Minimum Statutory Requirements
- In Singapore, the minimum incorporation requirements include: a local registered address (residential or commercial); at least 1 local resident director (a Singapore Citizen, a Singapore PR, or a foreigner holding an Employment Pass, Entrepreneur Pass or Dependent Pass); a local resident and qualified company secretary (must be a natural person); a minimum of 1 and maximum of 50 shareholders (natural persons or corporates); and a minimum paid up capital of SGD 1.00.
- To set-up a WFOE in China, foreign entrepreneurs must comply with the following requirements: a local registered address (only commercial and not residential); at least 1 director, unless the company forms a Board of Directors, in which case a minimum of 3 and maximum of 13 directors are required (directors need not be Chinese citizens or residents); a minimum of 1 and maximum of 50 foreign shareholders (natural persons or corporates); a legal representative (need not be a Chinese citizen or local resident); a General Manager (need not be a Chinese citizen or local resident); a supervisor; and a minimum registered capital that ranges from CNY 100,000 – CNY 1 million (depending on the nature of business and local authorities requirements).
- Company registration in Singapore is fully-computerized and can be completed within 1 day via electronic means. There are only two major steps involved in company formation – obtaining company name approval and filing incorporation documents. Post-incorporation, the company can apply for a business license (if required), open a corporate bank account and register with the tax department.
- Company incorporation in China is complex and time-consuming, involving several procedures such as: submitting a project proposal, obtaining company name approval, submitting a feasibility study report, filing incorporation documents and obtaining a business license.
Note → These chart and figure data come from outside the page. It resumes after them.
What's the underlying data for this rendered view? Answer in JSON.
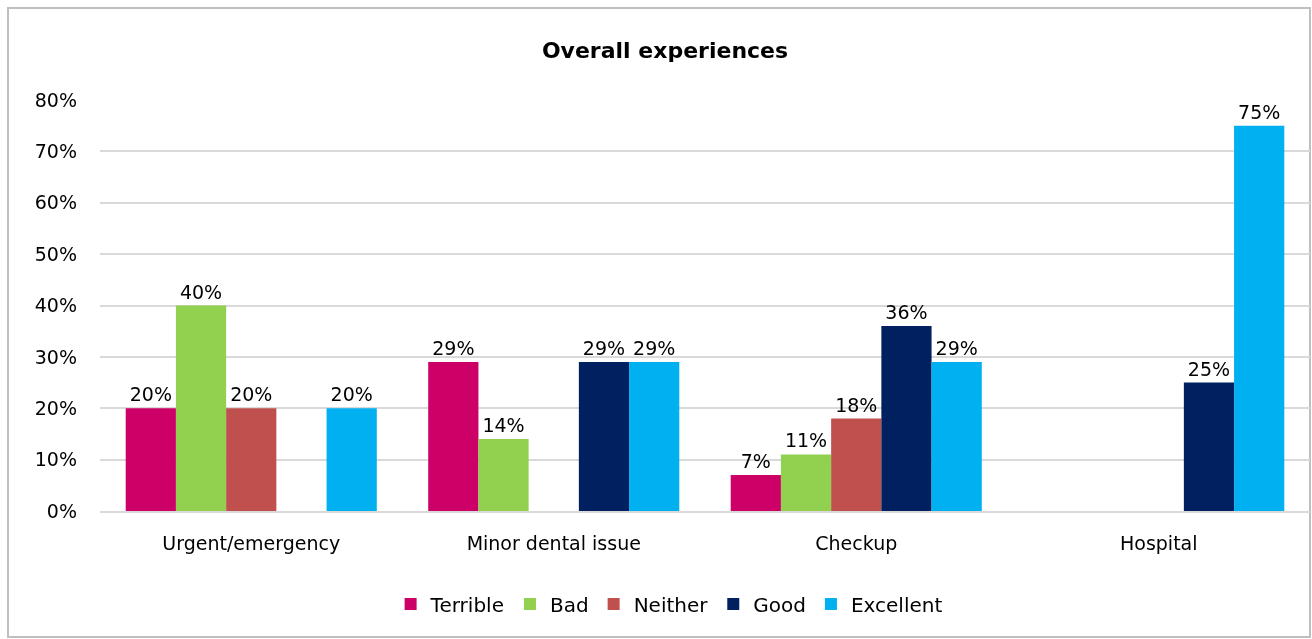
{
  "chart_data": {
    "type": "bar",
    "title": "Overall experiences",
    "categories": [
      "Urgent/emergency",
      "Minor dental issue",
      "Checkup",
      "Hospital"
    ],
    "series": [
      {
        "name": "Terrible",
        "color": "#cc0066",
        "values": [
          20,
          29,
          7,
          null
        ],
        "value_labels": [
          "20%",
          "29%",
          "7%",
          null
        ]
      },
      {
        "name": "Bad",
        "color": "#92d050",
        "values": [
          40,
          14,
          11,
          null
        ],
        "value_labels": [
          "40%",
          "14%",
          "11%",
          null
        ]
      },
      {
        "name": "Neither",
        "color": "#c0504d",
        "values": [
          20,
          null,
          18,
          null
        ],
        "value_labels": [
          "20%",
          null,
          "18%",
          null
        ]
      },
      {
        "name": "Good",
        "color": "#002060",
        "values": [
          null,
          29,
          36,
          25
        ],
        "value_labels": [
          null,
          "29%",
          "36%",
          "25%"
        ]
      },
      {
        "name": "Excellent",
        "color": "#00b0f0",
        "values": [
          20,
          29,
          29,
          75
        ],
        "value_labels": [
          "20%",
          "29%",
          "29%",
          "75%"
        ]
      }
    ],
    "ylim": [
      0,
      80
    ],
    "yticks": [
      {
        "value": 0,
        "label": "0%"
      },
      {
        "value": 10,
        "label": "10%"
      },
      {
        "value": 20,
        "label": "20%"
      },
      {
        "value": 30,
        "label": "30%"
      },
      {
        "value": 40,
        "label": "40%"
      },
      {
        "value": 50,
        "label": "50%"
      },
      {
        "value": 60,
        "label": "60%"
      },
      {
        "value": 70,
        "label": "70%"
      },
      {
        "value": 80,
        "label": "80%"
      }
    ],
    "grid": "y",
    "legend": "bottom"
  }
}
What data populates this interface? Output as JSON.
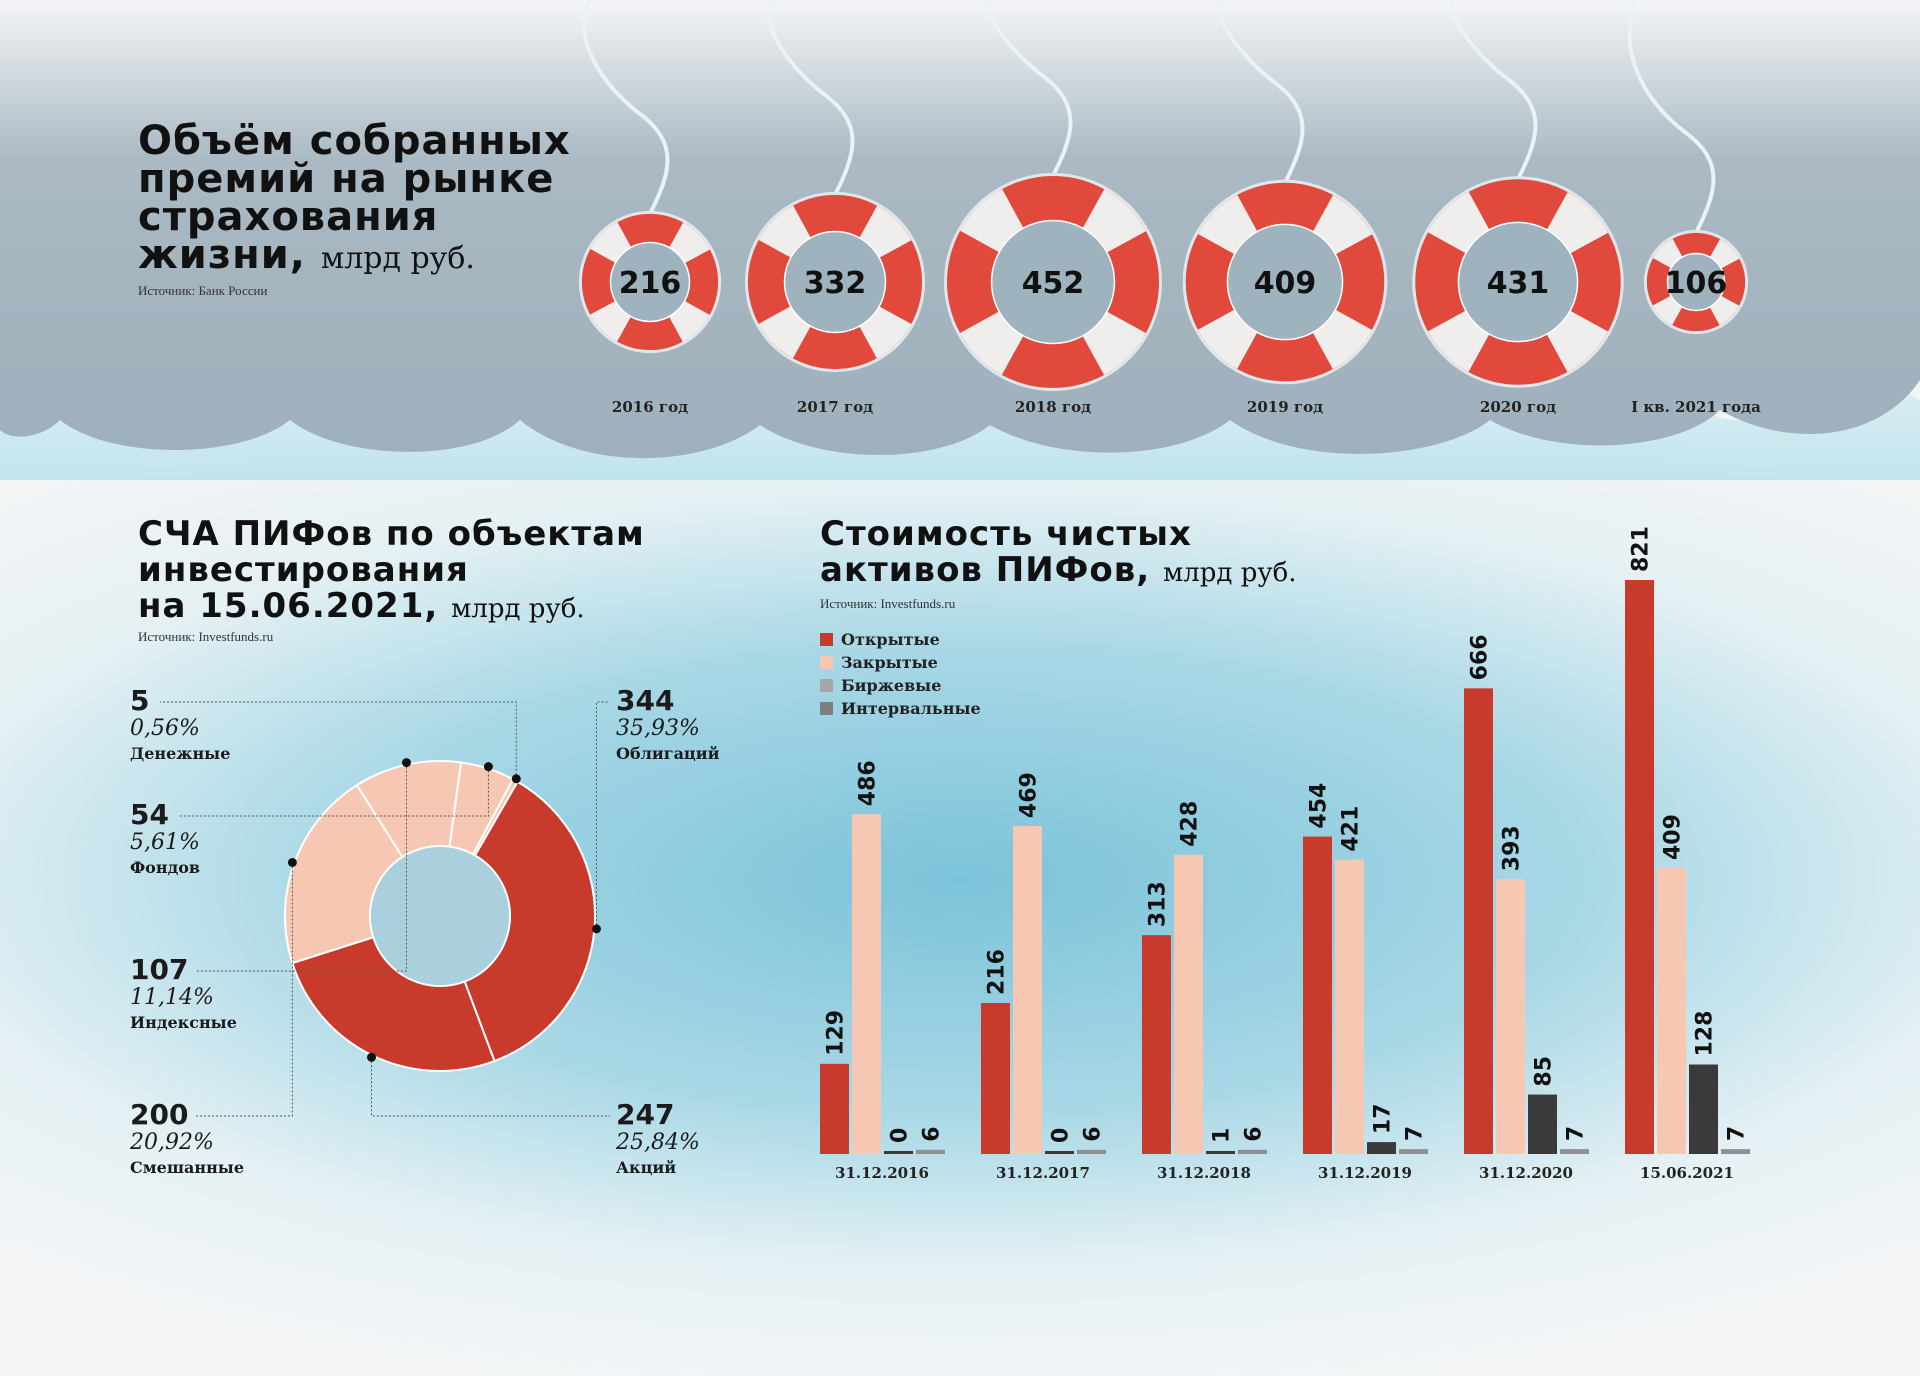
{
  "colors": {
    "open": "#c83a2c",
    "closed": "#f6c8b4",
    "exchange": "#a5a6a8",
    "interval": "#3a3a3c",
    "ring": "#e0493b",
    "ring_stripe": "#f0eeec"
  },
  "insurance": {
    "title_lines": [
      "Объём собранных",
      "премий на рынке",
      "страхования",
      "жизни,"
    ],
    "unit": "млрд руб.",
    "source": "Источник: Банк России"
  },
  "pie": {
    "title_lines": [
      "СЧА ПИФов по объектам",
      "инвестирования",
      "на 15.06.2021,"
    ],
    "unit": "млрд руб.",
    "source": "Источник: Investfunds.ru"
  },
  "bars": {
    "title_lines": [
      "Стоимость чистых",
      "активов ПИФов,"
    ],
    "unit": "млрд руб.",
    "source": "Источник: Investfunds.ru"
  },
  "chart_data": [
    {
      "type": "bar",
      "title": "Объём собранных премий на рынке страхования жизни, млрд руб.",
      "categories": [
        "2016 год",
        "2017 год",
        "2018 год",
        "2019 год",
        "2020 год",
        "I кв. 2021 года"
      ],
      "values": [
        216,
        332,
        452,
        409,
        431,
        106
      ],
      "value_labels": [
        "216",
        "332",
        "452",
        "409",
        "431",
        "106"
      ]
    },
    {
      "type": "pie",
      "title": "СЧА ПИФов по объектам инвестирования на 15.06.2021, млрд руб.",
      "slices": [
        {
          "name": "Облигаций",
          "value": 344,
          "value_label": "344",
          "pct": "35,93%",
          "color": "#c83a2c"
        },
        {
          "name": "Акций",
          "value": 247,
          "value_label": "247",
          "pct": "25,84%",
          "color": "#c83a2c"
        },
        {
          "name": "Смешанные",
          "value": 200,
          "value_label": "200",
          "pct": "20,92%",
          "color": "#f6c8b4"
        },
        {
          "name": "Индексные",
          "value": 107,
          "value_label": "107",
          "pct": "11,14%",
          "color": "#f6c8b4"
        },
        {
          "name": "Фондов",
          "value": 54,
          "value_label": "54",
          "pct": "5,61%",
          "color": "#f6c8b4"
        },
        {
          "name": "Денежные",
          "value": 5,
          "value_label": "5",
          "pct": "0,56%",
          "color": "#f6c8b4"
        }
      ]
    },
    {
      "type": "bar",
      "title": "Стоимость чистых активов ПИФов, млрд руб.",
      "categories": [
        "31.12.2016",
        "31.12.2017",
        "31.12.2018",
        "31.12.2019",
        "31.12.2020",
        "15.06.2021"
      ],
      "ylim": [
        0,
        821
      ],
      "legend": "top-left",
      "series": [
        {
          "name": "Открытые",
          "values": [
            129,
            216,
            313,
            454,
            666,
            821
          ],
          "labels": [
            "129",
            "216",
            "313",
            "454",
            "666",
            "821"
          ]
        },
        {
          "name": "Закрытые",
          "values": [
            486,
            469,
            428,
            421,
            393,
            409
          ],
          "labels": [
            "486",
            "469",
            "428",
            "421",
            "393",
            "409"
          ]
        },
        {
          "name": "Биржевые",
          "values": [
            0,
            0,
            1,
            17,
            85,
            128
          ],
          "labels": [
            "0",
            "0",
            "1",
            "17",
            "85",
            "128"
          ]
        },
        {
          "name": "Интервальные",
          "values": [
            6,
            6,
            6,
            7,
            7,
            7
          ],
          "labels": [
            "6",
            "6",
            "6",
            "7",
            "7",
            "7"
          ]
        }
      ]
    }
  ]
}
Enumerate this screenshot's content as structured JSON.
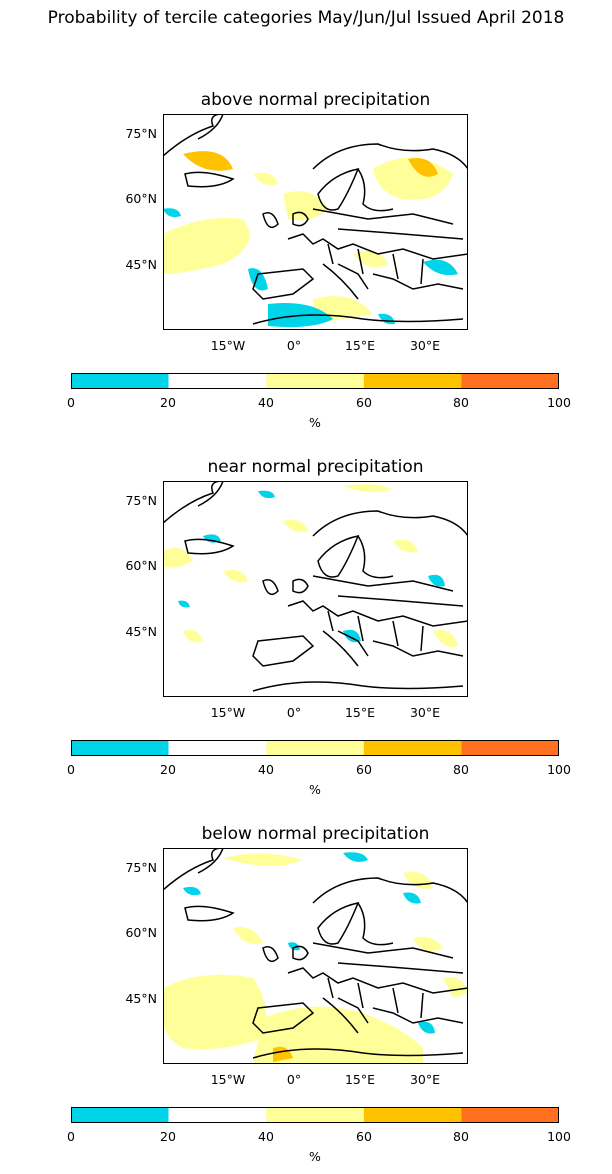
{
  "title": "Probability of tercile categories May/Jun/Jul Issued April 2018",
  "lat_labels": [
    "75°N",
    "60°N",
    "45°N"
  ],
  "lon_labels": [
    "15°W",
    "0°",
    "15°E",
    "30°E"
  ],
  "colorbar": {
    "ticks": [
      "0",
      "20",
      "40",
      "60",
      "80",
      "100"
    ],
    "unit": "%",
    "colors": [
      "#00d4e8",
      "#ffffff",
      "#ffff99",
      "#ffc200",
      "#ff7020"
    ]
  },
  "panels": [
    {
      "title": "above normal precipitation",
      "dominant_color": "#ffff99"
    },
    {
      "title": "near normal precipitation",
      "dominant_color": "#ffffff"
    },
    {
      "title": "below normal precipitation",
      "dominant_color": "#ffff99"
    }
  ]
}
Post-incorporation, the company is required to open a corporate bank account, register with the tax department, obtain a Foreign Exchange Registration Certificate, register with the local statistical bureau and financial bureau, etc.
- Singapore company incorporation involves minimal formalities and can be completed in less than 24 hours.
- Setting up a company in China involves transacting with several government bodies and it can take anywhere between 2-3 months to obtain approvals.
Annual Filing Requirements
- In Singapore, an Annual Return must be filed with Companies Registrar and Income Tax Return with the Singapore tax department each year. Small companies are exempt from filing audited accounts with the returns.
- In China, companies must submit Income Tax Returns along with audited accounts to the tax department on a monthly, quarterly and annual basis. In addition, a WFOE must submit an audited annual report for annual inspection to several government authorities. No company is exempt from the audit requirement.
- Singapore charges a corporate tax rate of approximately 8.5% for profits up to S$300K and a flat 17% for profits above S$300K. GST stands at 7%.
- Taxes are significantly higher for WFOEs in China. The current corporate tax rate stands at 25%. Some companies may qualify for lower rates of 20% (certain small companies) or 15% (certain technology companies). VAT stands at 17% for companies with an annual turnover exceeding CNY 1.8 million, while 6% is the VAT rate for all other companies.
On a final note
Singapore offers better prospects for company set up and operation as compared to China. A “restriction-free” foreign ownership policy, 1 day company incorporation, minimal statutory compliance and a low tax regime validate Singapore’s position as an easy country to set up a business, as compared to China.